Mac配置本地hadoop
Mac配置本地hadoop
这学期要学习大数据,于是在自己的mac上配置了hadoop环境。由于Mac是OSX系统,所以配置方法跟Linux类似
一、下载hadoop
从官网下载压缩包。
$ll
total 598424
-rwxrwxrwx@ 1 fanghao staff 292M 3 4 23:16 hadoop-3.0.0.tar.gz
解压
tar -xzvf hadoop-3.0.0.tar.gz
二、设置环境变量
vim ~/.bash_profile
export HADOOP_HOME=/Users/fanghao/someSoftware/hadoop-3.0.0
export HADOOP_HOME_WARN_SUPPRESS=1
export PATH=$JAVA_HOME/bin:$JRE_HOME/bin:$HADOOP_HOME/bin:$HADOOP_HOME/sbin:$PATH
使环境变量生效
source ~/.bash_profile
三、配置hadoop自己的参数
进入hadoop-3.0.0/etc/hadoop
1. 配置hadoop-env.sh
# The java implementation to use. By default, this environment
# variable is REQUIRED on ALL platforms except OS X!

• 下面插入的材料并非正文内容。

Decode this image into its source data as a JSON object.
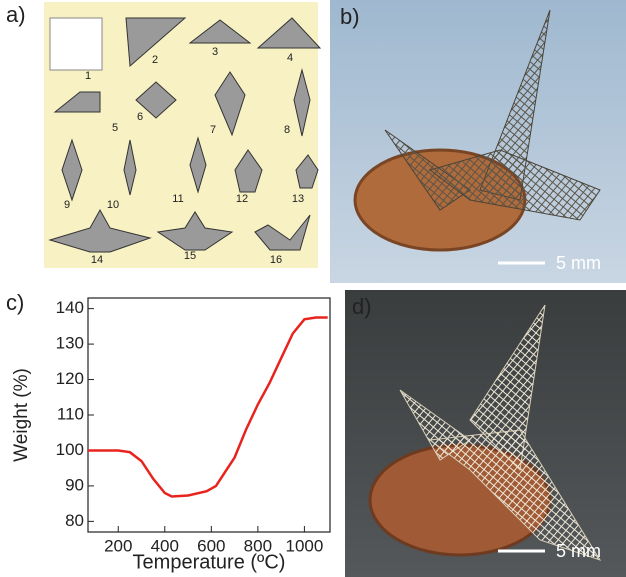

export JAVA_HOME=/Library/Java/JavaVirtualMachines/jdk1.8.0_111.jdk/Contents/Home
这里写了OSX不必须加这一行,加了也没事
2. 配置core-site.xml
指定临时数据文件夹,指定NameNode的主机名和端口
<!-- Put site-specific property overrides in this file. -->
<configuration>
<property>
<name>fs.defaultFS</name>
<value>hdfs://localhost:9000</value>
</property>
<property>
<name>hadoop.tmp.dir</name>
<value>/Users/fanghao/someSoftware/hadoop-3.0.0/data/</value>
</property>
</configuration>
3. 配置hdfs-site.xml
指定HDFS的默认参数副本,因为是单机运行,所以副本数为1
<!-- Put site-specific property overrides in this file. -->
<configuration>
<property>
<name>dfs.replication</name>
<value>1</value>
</property>
</configuration>
4. 配置mapred-site.xml
指定使用yarn集群框架
<!-- Put site-specific property overrides in this file. -->
<configuration>
<property>
<name>mapreduce.framework.name</name>
<value>yarn</value>
</property>
</configuration>
5. 配置yarn-site.xml
<configuration>
<!-- Site specific YARN configuration properties -->
<property>
<name>yarn.resourcemanager.hostname</name>
<value>localhost</value>
</property>
<property>
<name>yarn.nodemanager.aux-services</name>
<value>mapreduce_shuffle</value>
</property>
</configuration>
四、启动
先格式化
hadoop namenode -format
然后执行hadoop-3.0.0/sbin中的系统脚本
如
start-dfs.sh # 启动DataNode、NameNode、SecondaryNameNode
start-yarn.sh # 启动NodeManager、ResourceManager
用jps
命令可以查看这些JVM上的进程
6178 NodeManager
6083 ResourceManager
6292 Jps
5685 DataNode
5582 NameNode
5822 SecondaryNameNode
查看HDFS
用浏览器登录http://localhost:9870/
这里要注意的是,在hadoop3.0.0中,这里的端口号改成了9870,不是2.x的50070,官网上有issue
The patch updates the HDFS default HTTP/RPC ports to non-ephemeral ports. The changes are listed below:
Namenode ports: 50470 --> 9871, 50070 --> 9870, 8020 --> 9820
Secondary NN ports: 50091 --> 9869, 50090 --> 9868
Datanode ports: 50020 --> 9867, 50010 --> 9866, 50475 --> 9865, 50075 --> 9864
可能遇到的问题
hadoop的集群控制是通过ssh实现的,因此要在系统偏好设置->共享->远程登录
设置成允许